Fallout from the global ban on Boeing’s 737 Max deepened as American Airlines warned that its profit this year would take a $400-million hit and Southwest Airlines scratched the jet from its schedule into next year.
American Airlines Group Inc. said Thursday that the drag on its annual pretax profit would include a $175-million hit for the second quarter and an expected $125-million penalty in the third.
Meanwhile, Southwest Airlines Co. said caution dictated removing the Max from its schedule through Jan. 5, becoming the first U.S. carrier to drop the grounded aircraft for the rest of this year. The airline also will stop flights at Newark Liberty International Airport near New York City, moving those 20 daily departures to New York’s LaGuardia Airport.
The announcements, made as the carriers reported earnings, came a week after Boeing Co. said it would take a $5.6-billion pretax charge to compensate Max customers. The manufacturer said Wednesday that it might need to halt output of the plane. The narrow-body jet — a fuel-efficient workhorse — was grounded globally in March after two crashes killed 346 people.
American Airlines shares dropped 8.4% on Thursday to $31.67, the most since Dec. 7 and the third-biggest decline on the Standard & Poor’s 500 index. Southwest shares rose less than 1% to $54.91. Boeing shares slid 3.7% to $348.09.
For now, American is keeping its two dozen Max aircraft off its schedule through Nov. 2. “We really don’t have any new information that leads us to make changes,” company President Robert Isom said on a conference call with analysts.
That prediction was met with skepticism, as was a modest increase in American’s 2019 profit forecast. The carrier said adjusted earnings per share would be at least $4.50 and as much as $6 this year. The previous forecast called for no less than $4 at the bottom end.

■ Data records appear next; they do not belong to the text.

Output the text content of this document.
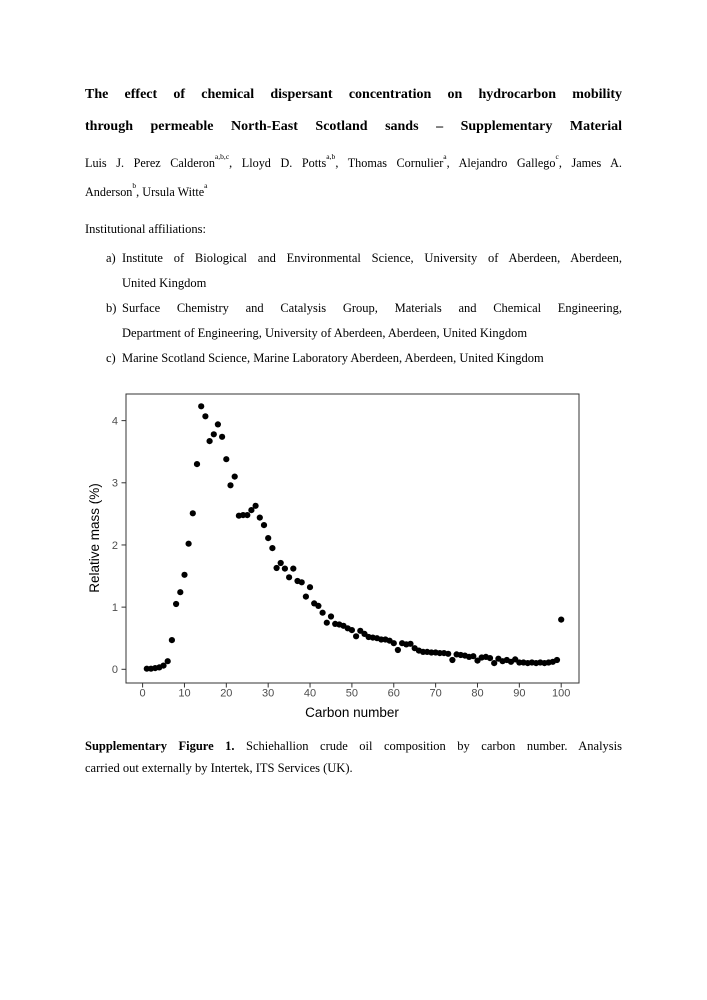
The effect of chemical dispersant concentration on hydrocarbon mobility
through permeable North-East Scotland sands – Supplementary Material
Luis J. Perez Calderon$^{a,b,c}$, Lloyd D. Potts$^{a,b}$, Thomas Cornulier$^a$, Alejandro Gallego$^c$, James A.
Anderson$^b$, Ursula Witte$^a$
Institutional affiliations:
a) Institute of Biological and Environmental Science, University of Aberdeen, Aberdeen,
United Kingdom
b) Surface Chemistry and Catalysis Group, Materials and Chemical Engineering,
Department of Engineering, University of Aberdeen, Aberdeen, United Kingdom
c) Marine Scotland Science, Marine Laboratory Aberdeen, Aberdeen, United Kingdom
0	10	20	30	40	50	60	70	80	90 100
0
1
2
3
4
Carbon number
Relative mass (%)
Supplementary Figure 1. Schiehallion crude oil composition by carbon number. Analysis
carried out externally by Intertek, ITS Services (UK).
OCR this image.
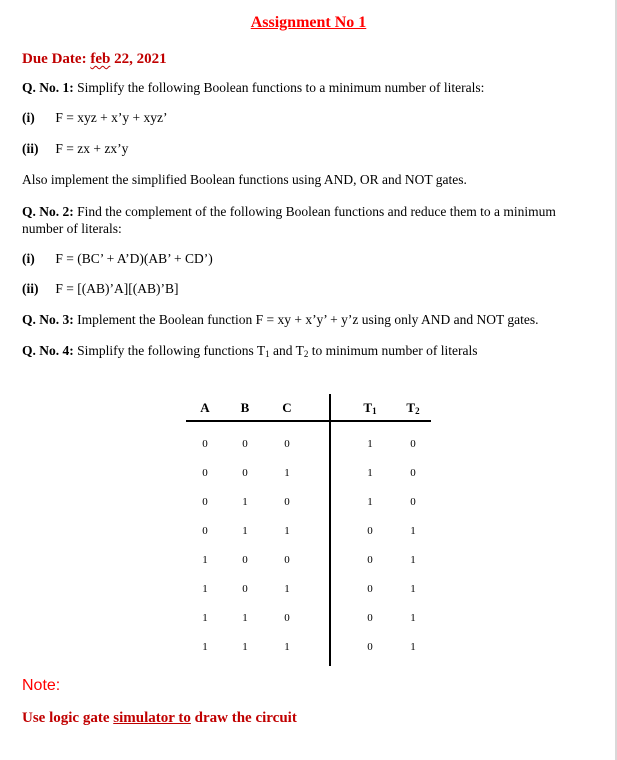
Assignment No 1
Due Date: feb 22, 2021
Q. No. 1: Simplify the following Boolean functions to a minimum number of literals:
(i) F = xyz + x’y + xyz’
(ii) F = zx + zx’y
Also implement the simplified Boolean functions using AND, OR and NOT gates.
Q. No. 2: Find the complement of the following Boolean functions and reduce them to a minimum number of literals:
(i) F = (BC’ + A’D)(AB’ + CD’)
(ii) F = [(AB)’A][(AB)’B]
Q. No. 3: Implement the Boolean function F = xy + x’y’ + y’z using only AND and NOT gates.
Q. No. 4: Simplify the following functions $T_1$ and $T_2$ to minimum number of literals
A B	C	$T_1$ $T_2$
0	0	0	1	0
0	0	1	1	0
0	1	0	1	0
0	1	1	0	1
1	0	0	0	1
1	0	1	0	1
1	1	0	0	1
1	1	1	0	1
Note:
Use logic gate simulator to draw the circuit
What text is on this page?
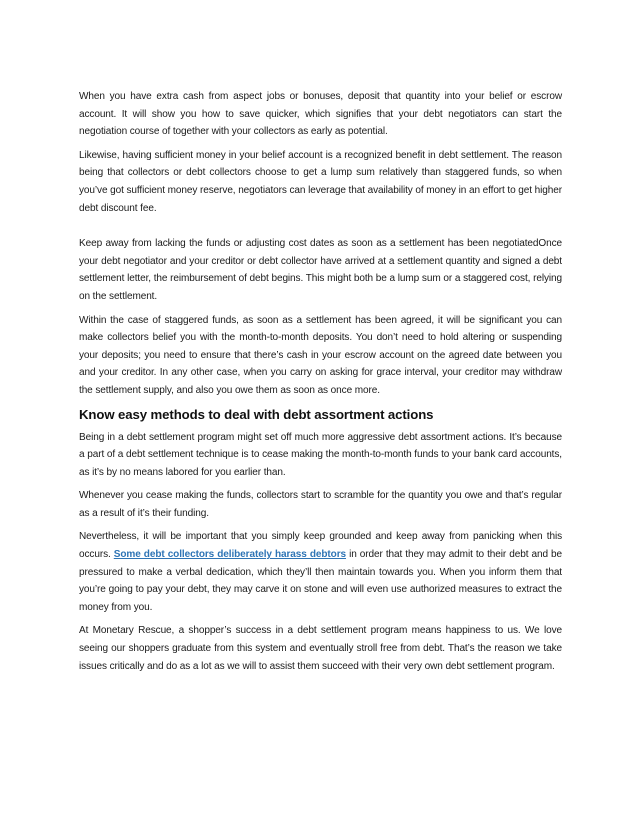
When you have extra cash from aspect jobs or bonuses, deposit that quantity into your belief or escrow account. It will show you how to save quicker, which signifies that your debt negotiators can start the negotiation course of together with your collectors as early as potential.

Likewise, having sufficient money in your belief account is a recognized benefit in debt settlement. The reason being that collectors or debt collectors choose to get a lump sum relatively than staggered funds, so when you’ve got sufficient money reserve, negotiators can leverage that availability of money in an effort to get higher debt discount fee.

Keep away from lacking the funds or adjusting cost dates as soon as a settlement has been negotiatedOnce your debt negotiator and your creditor or debt collector have arrived at a settlement quantity and signed a debt settlement letter, the reimbursement of debt begins. This might both be a lump sum or a staggered cost, relying on the settlement.

Within the case of staggered funds, as soon as a settlement has been agreed, it will be significant you can make collectors belief you with the month-to-month deposits. You don’t need to hold altering or suspending your deposits; you need to ensure that there’s cash in your escrow account on the agreed date between you and your creditor. In any other case, when you carry on asking for grace interval, your creditor may withdraw the settlement supply, and also you owe them as soon as once more.

Know easy methods to deal with debt assortment actions

Being in a debt settlement program might set off much more aggressive debt assortment actions. It’s because a part of a debt settlement technique is to cease making the month-to-month funds to your bank card accounts, as it’s by no means labored for you earlier than.

Whenever you cease making the funds, collectors start to scramble for the quantity you owe and that’s regular as a result of it’s their funding.

Nevertheless, it will be important that you simply keep grounded and keep away from panicking when this occurs. Some debt collectors deliberately harass debtors in order that they may admit to their debt and be pressured to make a verbal dedication, which they’ll then maintain towards you. When you inform them that you’re going to pay your debt, they may carve it on stone and will even use authorized measures to extract the money from you.

At Monetary Rescue, a shopper’s success in a debt settlement program means happiness to us. We love seeing our shoppers graduate from this system and eventually stroll free from debt. That’s the reason we take issues critically and do as a lot as we will to assist them succeed with their very own debt settlement program.
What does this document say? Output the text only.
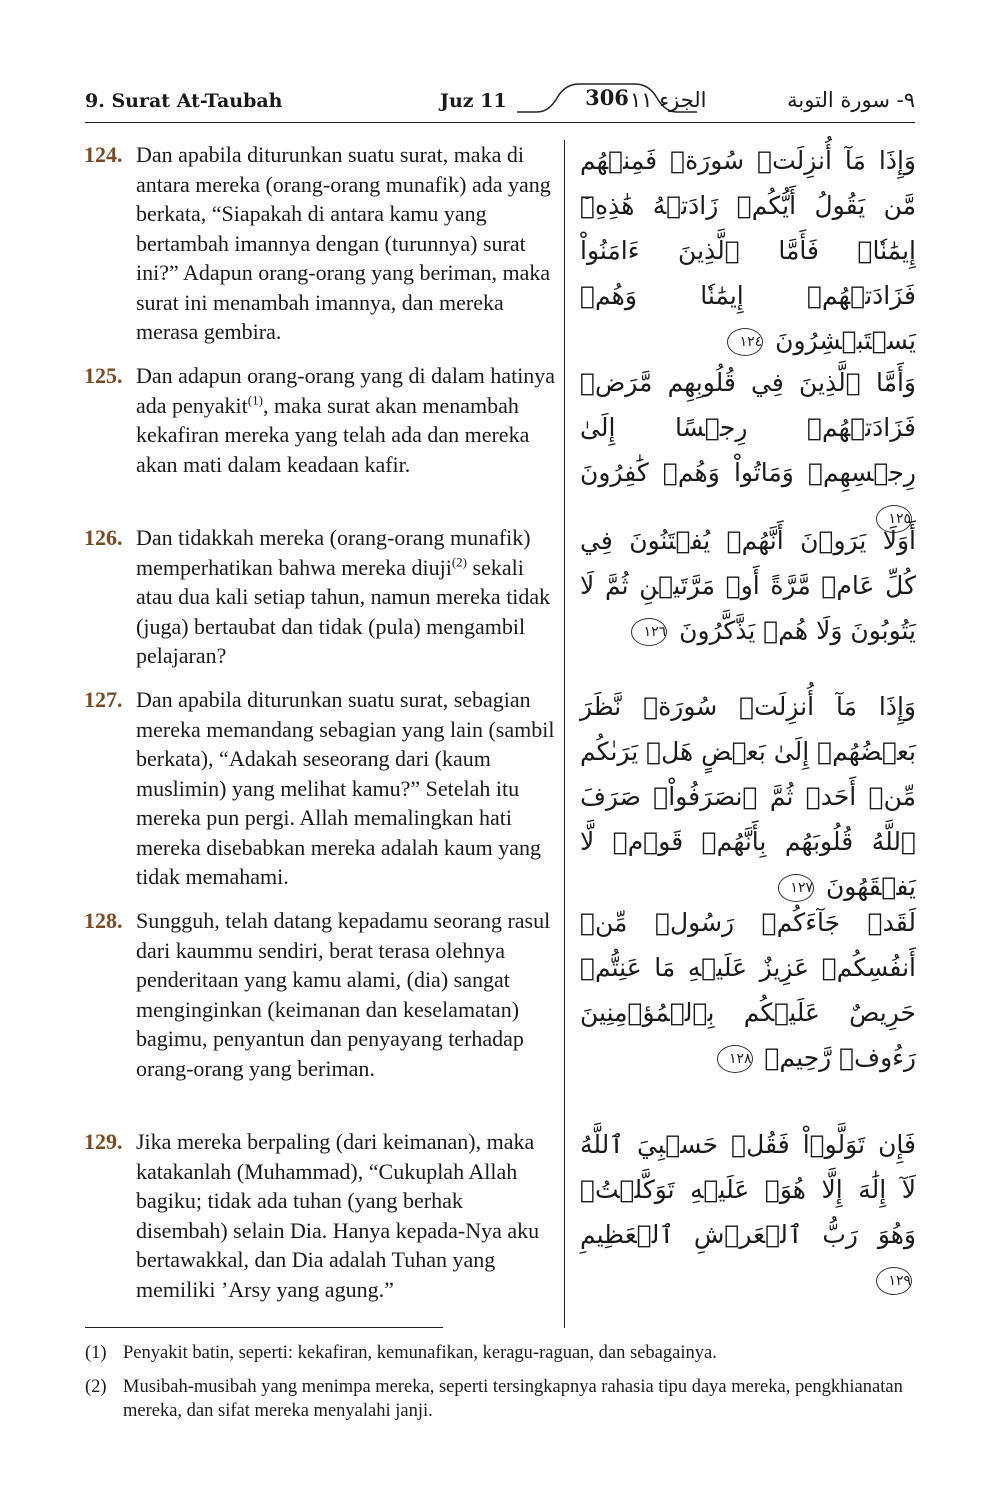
9. Surat At-Taubah	Juz 11	306 الجزء ١١	٩- سورة التوبة
124. Dan apabila diturunkan suatu surat, maka di antara mereka (orang-orang munafik) ada yang berkata, “Siapakah di antara kamu yang bertambah imannya dengan (turunnya) surat ini?” Adapun orang-orang yang beriman, maka surat ini menambah imannya, dan mereka merasa gembira.
وَإِذَا مَآ أُنزِلَتۡ سُورَةٞ فَمِنۡهُم مَّن يَقُولُ أَيُّكُمۡ زَادَتۡهُ هَٰذِهِۦٓ إِيمَٰنٗاۚ فَأَمَّا ٱلَّذِينَ ءَامَنُواْ فَزَادَتۡهُمۡ إِيمَٰنٗا وَهُمۡ يَسۡتَبۡشِرُونَ ١٢٤
125. Dan adapun orang-orang yang di dalam hatinya ada penyakit$^{(1)}$, maka surat akan menambah kekafiran mereka yang telah ada dan mereka akan mati dalam keadaan kafir.
وَأَمَّا ٱلَّذِينَ فِي قُلُوبِهِم مَّرَضٞ فَزَادَتۡهُمۡ رِجۡسًا إِلَىٰ رِجۡسِهِمۡ وَمَاتُواْ وَهُمۡ كَٰفِرُونَ ١٢٥
126. Dan tidakkah mereka (orang-orang munafik) memperhatikan bahwa mereka diuji$^{(2)}$ sekali atau dua kali setiap tahun, namun mereka tidak (juga) bertaubat dan tidak (pula) mengambil pelajaran?
أَوَلَا يَرَوۡنَ أَنَّهُمۡ يُفۡتَنُونَ فِي كُلِّ عَامٖ مَّرَّةً أَوۡ مَرَّتَيۡنِ ثُمَّ لَا يَتُوبُونَ وَلَا هُمۡ يَذَّكَّرُونَ ١٢٦
127. Dan apabila diturunkan suatu surat, sebagian mereka memandang sebagian yang lain (sambil berkata), “Adakah seseorang dari (kaum muslimin) yang melihat kamu?” Setelah itu mereka pun pergi. Allah memalingkan hati mereka disebabkan mereka adalah kaum yang tidak memahami.
وَإِذَا مَآ أُنزِلَتۡ سُورَةٞ نَّظَرَ بَعۡضُهُمۡ إِلَىٰ بَعۡضٍ هَلۡ يَرَىٰكُم مِّنۡ أَحَدٖ ثُمَّ ٱنصَرَفُواْۚ صَرَفَ ٱللَّهُ قُلُوبَهُم بِأَنَّهُمۡ قَوۡمٞ لَّا يَفۡقَهُونَ ١٢٧
128. Sungguh, telah datang kepadamu seorang rasul dari kaummu sendiri, berat terasa olehnya penderitaan yang kamu alami, (dia) sangat menginginkan (keimanan dan keselamatan) bagimu, penyantun dan penyayang terhadap orang-orang yang beriman.
لَقَدۡ جَآءَكُمۡ رَسُولٞ مِّنۡ أَنفُسِكُمۡ عَزِيزٌ عَلَيۡهِ مَا عَنِتُّمۡ حَرِيصٌ عَلَيۡكُم بِٱلۡمُؤۡمِنِينَ رَءُوفٞ رَّحِيمٞ ١٢٨
129. Jika mereka berpaling (dari keimanan), maka katakanlah (Muhammad), “Cukuplah Allah bagiku; tidak ada tuhan (yang berhak disembah) selain Dia. Hanya kepada-Nya aku bertawakkal, dan Dia adalah Tuhan yang memiliki ’Arsy yang agung.”
فَإِن تَوَلَّوۡاْ فَقُلۡ حَسۡبِيَ ٱللَّهُ لَآ إِلَٰهَ إِلَّا هُوَۖ عَلَيۡهِ تَوَكَّلۡتُۖ وَهُوَ رَبُّ ٱلۡعَرۡشِ ٱلۡعَظِيمِ ١٢٩
(1) Penyakit batin, seperti: kekafiran, kemunafikan, keragu-raguan, dan sebagainya.
(2) Musibah-musibah yang menimpa mereka, seperti tersingkapnya rahasia tipu daya mereka, pengkhianatan mereka, dan sifat mereka menyalahi janji.
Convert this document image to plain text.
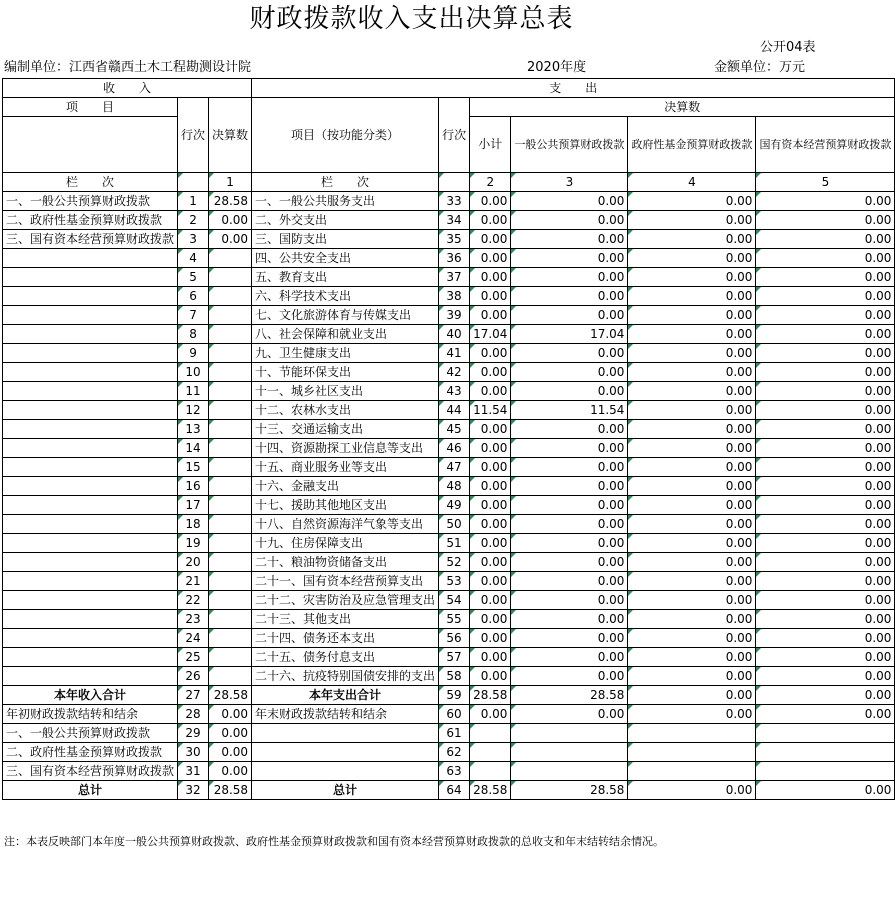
财政拨款收入支出决算总表
公开04表
编制单位：江西省赣西土木工程勘测设计院	2020年度	金额单位：万元
收　　入			支　　出					
项　　目	行次	决算数	项目（按功能分类）	行次	决算数			
					小计	一般公共预算财政拨款	政府性基金预算财政拨款	国有资本经营预算财政拨款

栏　　次		1	栏　　次		2	3	4	5
一、一般公共预算财政拨款	1	28.58	一、一般公共服务支出	33	0.00	0.00	0.00	0.00
二、政府性基金预算财政拨款	2	0.00	二、外交支出	34	0.00	0.00	0.00	0.00
三、国有资本经营预算财政拨款	3	0.00	三、国防支出	35	0.00	0.00	0.00	0.00
	4		四、公共安全支出	36	0.00	0.00	0.00	0.00
	5		五、教育支出	37	0.00	0.00	0.00	0.00
	6		六、科学技术支出	38	0.00	0.00	0.00	0.00
	7		七、文化旅游体育与传媒支出	39	0.00	0.00	0.00	0.00
	8		八、社会保障和就业支出	40	17.04	17.04	0.00	0.00
	9		九、卫生健康支出	41	0.00	0.00	0.00	0.00
	10		十、节能环保支出	42	0.00	0.00	0.00	0.00
	11		十一、城乡社区支出	43	0.00	0.00	0.00	0.00
	12		十二、农林水支出	44	11.54	11.54	0.00	0.00
	13		十三、交通运输支出	45	0.00	0.00	0.00	0.00
	14		十四、资源勘探工业信息等支出	46	0.00	0.00	0.00	0.00
	15		十五、商业服务业等支出	47	0.00	0.00	0.00	0.00
	16		十六、金融支出	48	0.00	0.00	0.00	0.00
	17		十七、援助其他地区支出	49	0.00	0.00	0.00	0.00
	18		十八、自然资源海洋气象等支出	50	0.00	0.00	0.00	0.00
	19		十九、住房保障支出	51	0.00	0.00	0.00	0.00
	20		二十、粮油物资储备支出	52	0.00	0.00	0.00	0.00
	21		二十一、国有资本经营预算支出	53	0.00	0.00	0.00	0.00
	22		二十二、灾害防治及应急管理支出	54	0.00	0.00	0.00	0.00
	23		二十三、其他支出	55	0.00	0.00	0.00	0.00
	24		二十四、债务还本支出	56	0.00	0.00	0.00	0.00
	25		二十五、债务付息支出	57	0.00	0.00	0.00	0.00
	26		二十六、抗疫特别国债安排的支出	58	0.00	0.00	0.00	0.00
本年收入合计	27	28.58	本年支出合计	59	28.58	28.58	0.00	0.00
年初财政拨款结转和结余	28	0.00	年末财政拨款结转和结余	60	0.00	0.00	0.00	0.00
一、一般公共预算财政拨款	29	0.00		61				
二、政府性基金预算财政拨款	30	0.00		62				
三、国有资本经营预算财政拨款	31	0.00		63				
总计	32	28.58	总计	64	28.58	28.58	0.00	0.00
注：本表反映部门本年度一般公共预算财政拨款、政府性基金预算财政拨款和国有资本经营预算财政拨款的总收支和年末结转结余情况。
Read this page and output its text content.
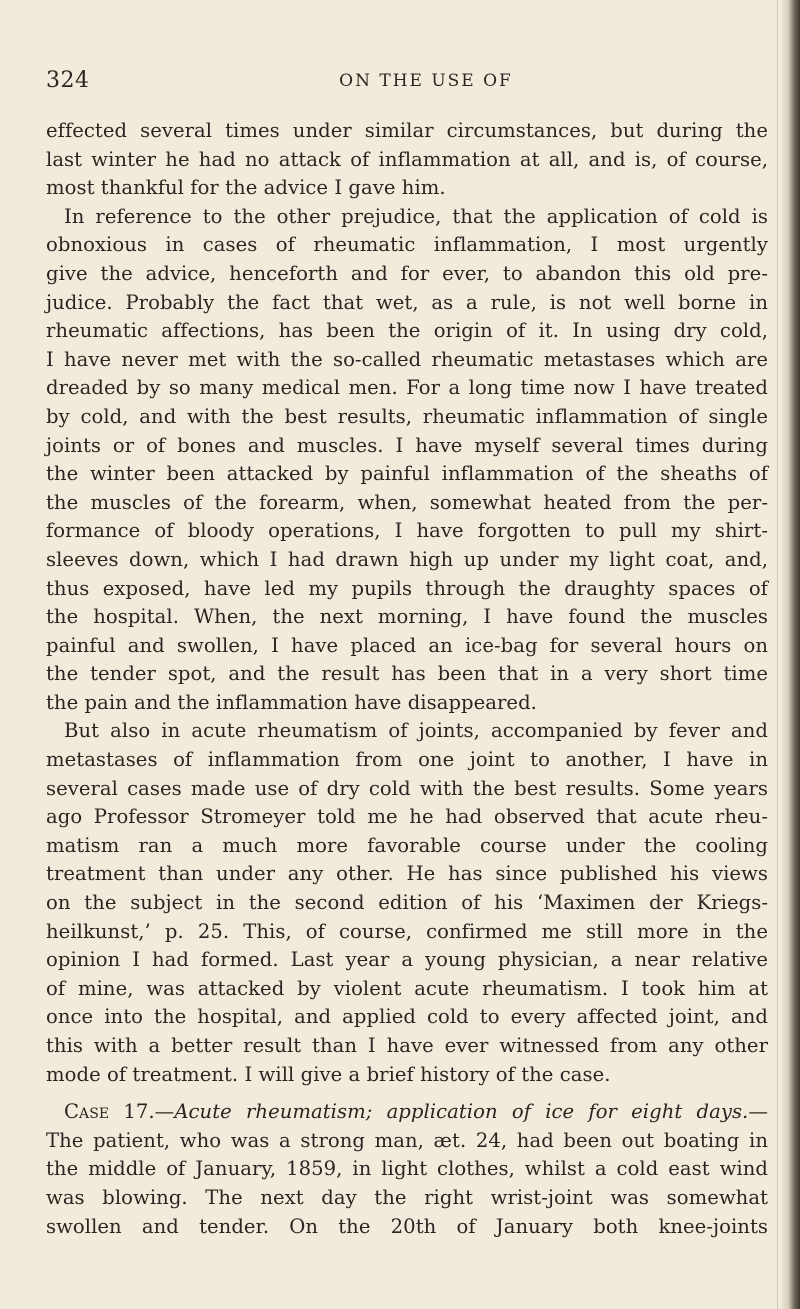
324	ON THE USE OF
effected several times under similar circumstances, but during the
last winter he had no attack of inflammation at all, and is, of course,
most thankful for the advice I gave him.
In reference to the other prejudice, that the application of cold is
obnoxious in cases of rheumatic inflammation, I most urgently
give the advice, henceforth and for ever, to abandon this old pre-
judice. Probably the fact that wet, as a rule, is not well borne in
rheumatic affections, has been the origin of it. In using dry cold,
I have never met with the so-called rheumatic metastases which are
dreaded by so many medical men. For a long time now I have treated
by cold, and with the best results, rheumatic inflammation of single
joints or of bones and muscles. I have myself several times during
the winter been attacked by painful inflammation of the sheaths of
the muscles of the forearm, when, somewhat heated from the per-
formance of bloody operations, I have forgotten to pull my shirt-
sleeves down, which I had drawn high up under my light coat, and,
thus exposed, have led my pupils through the draughty spaces of
the hospital. When, the next morning, I have found the muscles
painful and swollen, I have placed an ice-bag for several hours on
the tender spot, and the result has been that in a very short time
the pain and the inflammation have disappeared.
But also in acute rheumatism of joints, accompanied by fever and
metastases of inflammation from one joint to another, I have in
several cases made use of dry cold with the best results. Some years
ago Professor Stromeyer told me he had observed that acute rheu-
matism ran a much more favorable course under the cooling
treatment than under any other. He has since published his views
on the subject in the second edition of his ‘Maximen der Kriegs-
heilkunst,’ p. 25. This, of course, confirmed me still more in the
opinion I had formed. Last year a young physician, a near relative
of mine, was attacked by violent acute rheumatism. I took him at
once into the hospital, and applied cold to every affected joint, and
this with a better result than I have ever witnessed from any other
mode of treatment. I will give a brief history of the case.
Case 17.—Acute rheumatism; application of ice for eight days.—
The patient, who was a strong man, æt. 24, had been out boating in
the middle of January, 1859, in light clothes, whilst a cold east wind
was blowing. The next day the right wrist-joint was somewhat
swollen and tender. On the 20th of January both knee-joints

“Management appears to have confidence in the outlook given lower fuel and solid demand, but investors may question the outlook given Southwest announced it is pulling the Max from its schedules through Jan. 5, 2020,” Helane Becker, a Cowen & Co. analyst, said in a note to clients. “There is potential risk to the outlook if the Max is pulled past Nov. 2” at American.
The Fort Worth company had record sales in the second quarter. But Jamie Baker, an analyst at JPMorgan Chase & Co., questioned American’s continued assurance that it will achieve $1 billion in incremental revenue this year. “We don’t really see it,” Baker said in a report.
There’s a slim silver lining from the grounding. With fewer seats available and high demand for travel, airlines have been able to raise fares and still fill planes.
American said revenue for each seat flown a mile, a gauge of pricing power known as unit revenue, would rise 1% to 3% in the current quarter.
“We’ve looked ahead in future months and are not seeing really anything that would make us concerned at this point around continued strength in domestic demand,” said Don Casey, American’s senior vice president of revenue management.
Boeing has said it expects regulators to let the Max return to service in the fourth quarter.
Southwest accepted that estimate but said it could take two months to get aircraft out of mothballs and comply with any changes ordered by authorities, such as pilot training. The Dallas-based airline previously had pulled the plane from schedules through Nov. 2.
“We want our airplanes. We want to get them as fast as is practical,” Chief Executive Gary Kelly said.
“I would be concerned if there is any additional delay, period. I don’t care what the source of it is,” he said in an interview. As for the possibility Boeing will halt Max production, “I don’t care what they do in the background to manage their business, I just don’t want any further delays.”
Southwest’s chief financial officer, Tammy Romo, said 25 of the 41 remaining Max deliveries scheduled for this year are expected to slip into 2020.
The airline’s operating income was reduced by $175 million last quarter as it parked its 34 Max jets and didn’t receive aircraft on order. The grounding will continue to raise Southwest’s costs as the airline cuts flight and seating capacity this year.
With the Max grounding crimping growth, Southwest made a “tactical decision” to move aircraft from poor-performing Newark to expand in Hawaii and international markets with higher demand, Kelly said.
The extended grounding means Southwest’s flight and seat capacity will shrink this year by 1% to 2%, compared with original plans to expand 5%.
Unit revenue increased 6.8% last quarter and will rise as much as 5% in the current quarter from a year earlier, Southwest said.
“The removal of Max flying through early January 2020 is prudent (others will inevitably follow),” Jamie Baker, an analyst at JPMorgan Chase & Co., said in a note to investors. “The risk remains that the Max doesn’t fully return to revenue service until later in the first quarter of 2020.”